The ECB assessed that PNB Banka was failing or likely to fail in accordance with the Single Resolution Mechanism Regulation, the ECB said on its website.
The decision on the shutdown came just three days after an on-site inspection of the Frankfurt-based bank unveiled a substantial provisioning shortfall and found that the assets of the bank were less than its liabilities.
In a separate release, the eurozone’s Single Resolution Board said that saving the bank was not in the public interest and it would be shut down under Latvian law.
"We would like to inform that in accordance with the decision of the Financial and Capital Market Commission from 21:00 on August 15, 2019 AS "PNB Banka" must cease the provision of financial services," PNB Banka said in a statement.

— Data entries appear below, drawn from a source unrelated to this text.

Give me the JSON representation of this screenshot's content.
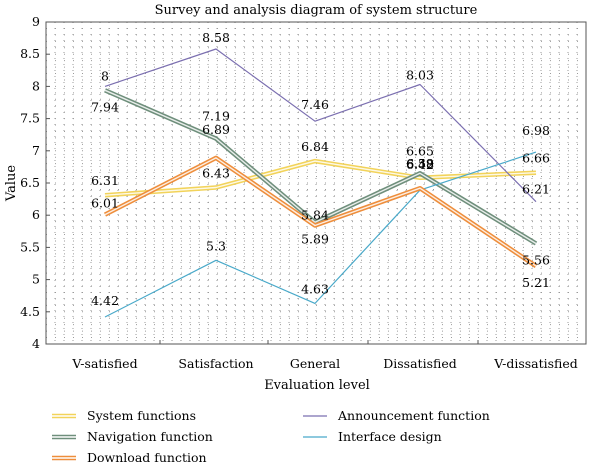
{
  "chart_data": {
    "type": "line",
    "title": "Survey and analysis diagram of system structure",
    "xlabel": "Evaluation level",
    "ylabel": "Value",
    "categories": [
      "V-satisfied",
      "Satisfaction",
      "General",
      "Dissatisfied",
      "V-dissatisfied"
    ],
    "ylim": [
      4,
      9
    ],
    "yticks": [
      "4",
      "4.5",
      "5",
      "5.5",
      "6",
      "6.5",
      "7",
      "7.5",
      "8",
      "8.5",
      "9"
    ],
    "grid": "dotted",
    "legend_position": "bottom",
    "series": [
      {
        "name": "System functions",
        "values": [
          6.31,
          6.43,
          6.84,
          6.58,
          6.66
        ],
        "labels": [
          "6.31",
          "6.43",
          "6.84",
          "6.58",
          "6.66"
        ],
        "color": "#f2d35a",
        "style": "double"
      },
      {
        "name": "Announcement function",
        "values": [
          8,
          8.58,
          7.46,
          8.03,
          6.21
        ],
        "labels": [
          "8",
          "8.58",
          "7.46",
          "8.03",
          "6.21"
        ],
        "color": "#7b6fb0",
        "style": "single"
      },
      {
        "name": "Navigation function",
        "values": [
          7.94,
          7.19,
          5.89,
          6.65,
          5.56
        ],
        "labels": [
          "7.94",
          "7.19",
          "5.89",
          "6.65",
          "5.56"
        ],
        "color": "#6f8f7c",
        "style": "double"
      },
      {
        "name": "Interface design",
        "values": [
          4.42,
          5.3,
          4.63,
          6.39,
          6.98
        ],
        "labels": [
          "4.42",
          "5.3",
          "4.63",
          "6.39",
          "6.98"
        ],
        "color": "#49a9c9",
        "style": "single"
      },
      {
        "name": "Download function",
        "values": [
          6.01,
          6.89,
          5.84,
          6.42,
          5.21
        ],
        "labels": [
          "6.01",
          "6.89",
          "5.84",
          "6.42",
          "5.21"
        ],
        "color": "#ee8e3c",
        "style": "double"
      }
    ]
  }
}
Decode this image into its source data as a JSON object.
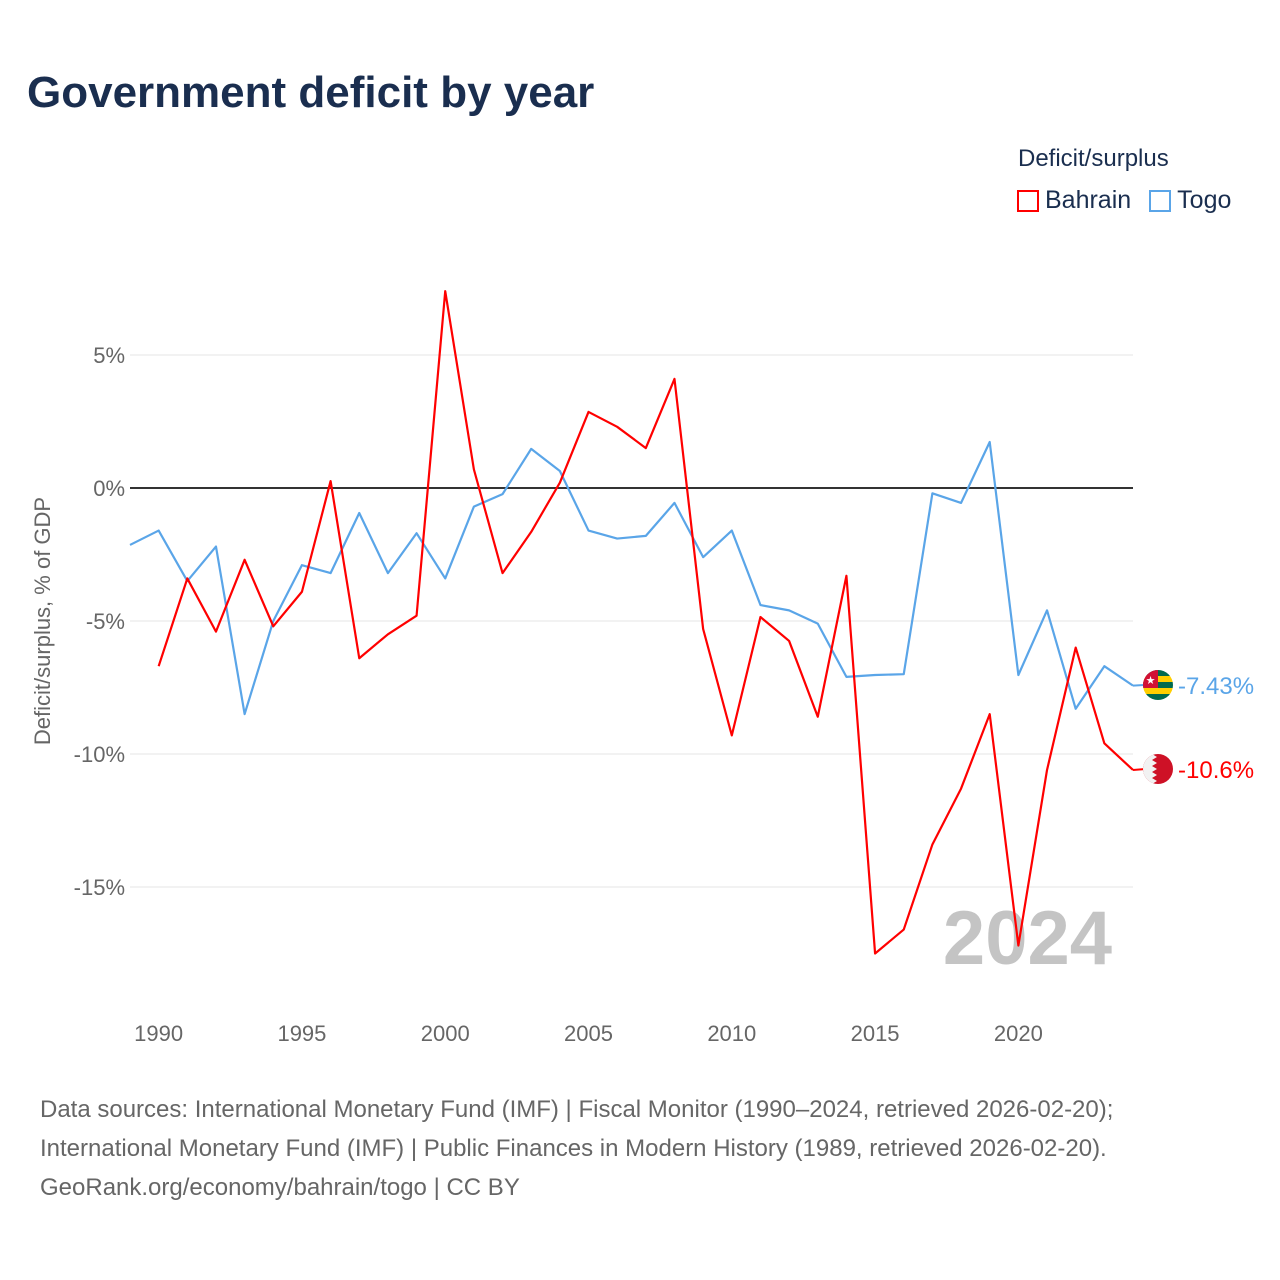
{
  "chart_data": {
    "type": "line",
    "title": "Government deficit by year",
    "xlabel": "",
    "ylabel": "Deficit/surplus, % of GDP",
    "ylim": [
      -19,
      8.5
    ],
    "xlim": [
      1989,
      2024
    ],
    "yticks": [
      {
        "value": 5,
        "label": "5%"
      },
      {
        "value": 0,
        "label": "0%"
      },
      {
        "value": -5,
        "label": "-5%"
      },
      {
        "value": -10,
        "label": "-10%"
      },
      {
        "value": -15,
        "label": "-15%"
      }
    ],
    "xticks": [
      {
        "value": 1990,
        "label": "1990"
      },
      {
        "value": 1995,
        "label": "1995"
      },
      {
        "value": 2000,
        "label": "2000"
      },
      {
        "value": 2005,
        "label": "2005"
      },
      {
        "value": 2010,
        "label": "2010"
      },
      {
        "value": 2015,
        "label": "2015"
      },
      {
        "value": 2020,
        "label": "2020"
      }
    ],
    "grid": true,
    "legend_title": "Deficit/surplus",
    "legend_position": "top-right",
    "year_watermark": "2024",
    "series": [
      {
        "name": "Bahrain",
        "color": "#ff0000",
        "end_label": "-10.6%",
        "flag": "bahrain-flag",
        "x": [
          1990,
          1991,
          1992,
          1993,
          1994,
          1995,
          1996,
          1997,
          1998,
          1999,
          2000,
          2001,
          2002,
          2003,
          2004,
          2005,
          2006,
          2007,
          2008,
          2009,
          2010,
          2011,
          2012,
          2013,
          2014,
          2015,
          2016,
          2017,
          2018,
          2019,
          2020,
          2021,
          2022,
          2023,
          2024
        ],
        "values": [
          -6.7,
          -3.4,
          -5.4,
          -2.7,
          -5.2,
          -3.9,
          0.26,
          -6.4,
          -5.5,
          -4.8,
          7.4,
          0.7,
          -3.2,
          -1.65,
          0.2,
          2.86,
          2.3,
          1.5,
          4.1,
          -5.3,
          -9.3,
          -4.85,
          -5.75,
          -8.6,
          -3.3,
          -17.5,
          -16.6,
          -13.4,
          -11.3,
          -8.5,
          -17.2,
          -10.6,
          -6.0,
          -9.6,
          -10.6
        ]
      },
      {
        "name": "Togo",
        "color": "#5aa5e8",
        "end_label": "-7.43%",
        "flag": "togo-flag",
        "x": [
          1989,
          1990,
          1991,
          1992,
          1993,
          1994,
          1995,
          1996,
          1997,
          1998,
          1999,
          2000,
          2001,
          2002,
          2003,
          2004,
          2005,
          2006,
          2007,
          2008,
          2009,
          2010,
          2011,
          2012,
          2013,
          2014,
          2015,
          2016,
          2017,
          2018,
          2019,
          2020,
          2021,
          2022,
          2023,
          2024
        ],
        "values": [
          -2.14,
          -1.6,
          -3.5,
          -2.2,
          -8.5,
          -5.0,
          -2.9,
          -3.2,
          -0.94,
          -3.2,
          -1.7,
          -3.4,
          -0.7,
          -0.23,
          1.47,
          0.64,
          -1.6,
          -1.9,
          -1.8,
          -0.56,
          -2.6,
          -1.6,
          -4.4,
          -4.6,
          -5.1,
          -7.1,
          -7.03,
          -7.0,
          -0.2,
          -0.56,
          1.73,
          -7.03,
          -4.6,
          -8.3,
          -6.7,
          -7.43
        ]
      }
    ]
  },
  "footer": {
    "line1": "Data sources: International Monetary Fund (IMF) | Fiscal Monitor (1990–2024, retrieved 2026-02-20);",
    "line2": "International Monetary Fund (IMF) | Public Finances in Modern History (1989, retrieved 2026-02-20).",
    "line3": "GeoRank.org/economy/bahrain/togo | CC BY"
  }
}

"The disbursement of guaranteed compensation shall be started not later than on the 8th working day (i.e., starting from 27.08.2019). FCMC which decides on the procedures for the disbursement of guaranteed compensation will make every effort to start the payout sooner."
Eligible deposits in AS PNB Banka are protected up to €100,000 under Latvia’s deposit guarantee fund.
PNB Banka, which operated under the name of Norvik Banka until November 2018 was founded in 1992. At the end of the Q1 2019, it reported deposits of €472mn and total assets of €550mn.
The bank has been in breach of capital requirements since the end of 2017.
The ECB took over direct supervision of the bank in April, at the request of the Latvian Financial Capital and Markets Commission after in light of the ongoing controversy between PNB Bank and the central bank.
The bank's then key shareholder Grigory Guselnikov, who has dual Russian and British citizenship, accused central bank governor Ilmars Rimsevics of attempting to extort money from him in return for making “successful banking” possible in Latvia.
That spurred Riga’s anti-corruption police to start an investigation, which is still ongoing and was recently expanded with charges of money laundering against the former central bank governor.
Guselnikov sold his stakes to "European Union & U.S. investors" without naming the buyers at the end of June. On July 30, Oliver Bramwell stood down as PNB Bank CEO.